Artefact specializes in applied artificial intelligence and generative AI. Its mission: to help organizations move from experimentation to large-scale adoption by combining strategic alignment, hands-on training, and technical co-creation.

When a leading global commodity trading company sought to accelerate its AI transformation, it turned to Artefact to turn potential into measurable performance. The goal was to make generative AI a daily productivity tool across departments while ensuring robust governance, compliance, and lasting cultural change.

Challenge: Turning AI curiosity into enterprise capability

Like many organizations, the client had already begun experimenting with generative AI tools such as Microsoft Copilot. But early projects had not yet translated into enterprise-wide impact. Two main challenges emerged: 

  1. Empowering people: Employees needed structured, relevant upskilling to confidently use generative AI in their day-to-day work. While interest was high, practical know-how varied widely across teams.
  2. Building intelligent automation: Beyond personal productivity tools, the company wanted to explore custom AI assistants capable of automating complex workflows such as compliance checks, documentation, and reporting.

In short, the company needed a roadmap to scale AI safely and strategically, ensuring that innovation translated into both efficiency and trust.

Solution: From learning to doing with co-creation

Artefact applied its proven GenAI adoption framework, adapting it to the fast-paced, data-sensitive world of commodity trading. The program unfolded in three key stages, from capability building to co-creation.

  1. Assessing readiness and opportunity: The engagement began with a comprehensive AI maturity audit to evaluate existing capabilities and identify the departments most likely to benefit from generative AI. This diagnostic phase helped prioritize high-value use cases and ensure executive alignment around business goals.
  2. Tailoring adoption to business priorities: Artefact then built a targeted adoption plan around three pillars:
    Adoption: Accelerate upskilling on Copilot and other generative tools through blended learning combining live workshops, e-learning, and ongoing coaching.
    Business alignment: Translate AI potential into concrete departmental use cases, from accounting and HR to strategy and risk management.
    Innovation: Encourage experimentation through hackathons and internal challenges, enabling teams to prototype AI assistants designed for specific business needs.
  3. Co-developing custom AI assistants: To move from theory to practice, agent hackathons were organized that brought together multidisciplinary teams of data experts, business users, and compliance officers.

One flagship outcome was the development of a Copilot-based compliance assistant, capable of automatically analyzing regulatory documents, extracting key information, and flagging potential risks for review.
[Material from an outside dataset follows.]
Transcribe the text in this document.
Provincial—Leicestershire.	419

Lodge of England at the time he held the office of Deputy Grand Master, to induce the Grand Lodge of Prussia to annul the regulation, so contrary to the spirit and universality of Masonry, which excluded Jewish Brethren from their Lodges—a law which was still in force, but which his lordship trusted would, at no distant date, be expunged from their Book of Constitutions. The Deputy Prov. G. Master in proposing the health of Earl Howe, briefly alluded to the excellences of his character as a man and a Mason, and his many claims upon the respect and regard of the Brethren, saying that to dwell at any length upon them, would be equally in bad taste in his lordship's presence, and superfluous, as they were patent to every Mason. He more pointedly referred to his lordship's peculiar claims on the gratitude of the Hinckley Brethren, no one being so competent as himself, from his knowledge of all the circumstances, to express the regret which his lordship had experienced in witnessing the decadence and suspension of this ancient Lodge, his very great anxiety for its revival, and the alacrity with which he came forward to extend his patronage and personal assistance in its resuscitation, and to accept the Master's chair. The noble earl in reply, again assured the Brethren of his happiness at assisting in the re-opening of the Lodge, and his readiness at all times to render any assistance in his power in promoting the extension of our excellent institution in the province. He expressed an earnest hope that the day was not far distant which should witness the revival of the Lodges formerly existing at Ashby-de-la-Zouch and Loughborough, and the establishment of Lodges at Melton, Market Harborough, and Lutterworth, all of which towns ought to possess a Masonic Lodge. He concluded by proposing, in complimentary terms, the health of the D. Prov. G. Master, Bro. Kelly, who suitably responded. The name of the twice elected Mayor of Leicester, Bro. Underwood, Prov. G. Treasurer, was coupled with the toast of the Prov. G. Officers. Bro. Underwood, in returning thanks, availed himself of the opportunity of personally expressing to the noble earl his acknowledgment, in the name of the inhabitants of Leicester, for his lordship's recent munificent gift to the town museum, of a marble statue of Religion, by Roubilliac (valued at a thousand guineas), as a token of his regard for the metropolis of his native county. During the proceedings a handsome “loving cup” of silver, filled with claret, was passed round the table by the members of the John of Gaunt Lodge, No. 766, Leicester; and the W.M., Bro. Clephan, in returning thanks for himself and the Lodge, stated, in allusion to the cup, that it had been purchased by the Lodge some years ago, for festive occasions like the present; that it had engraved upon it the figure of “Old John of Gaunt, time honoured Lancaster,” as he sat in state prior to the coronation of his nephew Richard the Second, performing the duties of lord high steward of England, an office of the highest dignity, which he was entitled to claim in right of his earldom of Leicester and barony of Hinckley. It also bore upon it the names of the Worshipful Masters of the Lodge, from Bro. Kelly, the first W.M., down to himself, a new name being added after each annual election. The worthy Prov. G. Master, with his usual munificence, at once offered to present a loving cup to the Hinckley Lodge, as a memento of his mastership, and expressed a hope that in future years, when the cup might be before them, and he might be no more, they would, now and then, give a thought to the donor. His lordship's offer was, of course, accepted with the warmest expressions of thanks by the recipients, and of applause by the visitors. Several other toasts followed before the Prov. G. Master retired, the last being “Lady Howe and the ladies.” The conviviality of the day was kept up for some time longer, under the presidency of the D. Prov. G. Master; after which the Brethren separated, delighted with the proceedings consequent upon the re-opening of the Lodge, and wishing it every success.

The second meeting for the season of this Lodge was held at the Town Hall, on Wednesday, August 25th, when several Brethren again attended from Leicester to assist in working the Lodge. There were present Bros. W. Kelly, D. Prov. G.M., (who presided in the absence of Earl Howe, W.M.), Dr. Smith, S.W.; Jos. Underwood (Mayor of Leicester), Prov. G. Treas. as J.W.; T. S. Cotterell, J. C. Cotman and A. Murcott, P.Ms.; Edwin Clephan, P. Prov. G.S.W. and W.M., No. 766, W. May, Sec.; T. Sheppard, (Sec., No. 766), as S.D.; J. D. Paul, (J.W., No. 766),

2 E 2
By combining prompt engineering best practices with domain fine-tuning, the assistant delivered measurable time savings while maintaining full traceability and adherence to compliance standards.

Artefact also helped the client establish long-term enablers of adoption:

  • Weekly AI office hours for live Q&A and peer learning
  • An AI community of practice to share insights and refine use cases
  • A prompt library integrated directly into Copilot, ensuring reusable workflows and continuous improvement

These initiatives transformed AI from an experimental toolset into a structured capability embedded in daily operations.

Results: Scaling adoption and building an AI-ready culture

Within just a few weeks of launch, the company saw tangible results across multiple dimensions:

  • Increased engagement: Copilot usage rose steadily across departments, with growing confidence among employees to use GenAI responsibly and creatively.
  • Operational efficiency: Early deployments of AI assistants significantly reduced time spent on document review and compliance reporting.
  • Knowledge sharing: Over 50 business-relevant prompts and workflows were created and shared internally, becoming a foundation for future automation.
  • Cultural transformation: A genuine AI community took shape — one that embraces experimentation, collaboration, and continuous learning.

By combining strategic alignment, human-centered training, and technical co-development, Artefact helped this global trading leader embed AI into its operating model, turning it from a standalone initiative into a sustained competitive advantage.

Conclusion: Successful AI adoption requires a roadmap

AI adoption doesn’t happen by accident; it happens by design. Artefact’s approach demonstrates that scaling generative AI requires more than technology: it demands structure, engagement, and trust.

With the right mix of training, experimentation, and business alignment, organizations can move from curiosity to capability – and from capability to impact.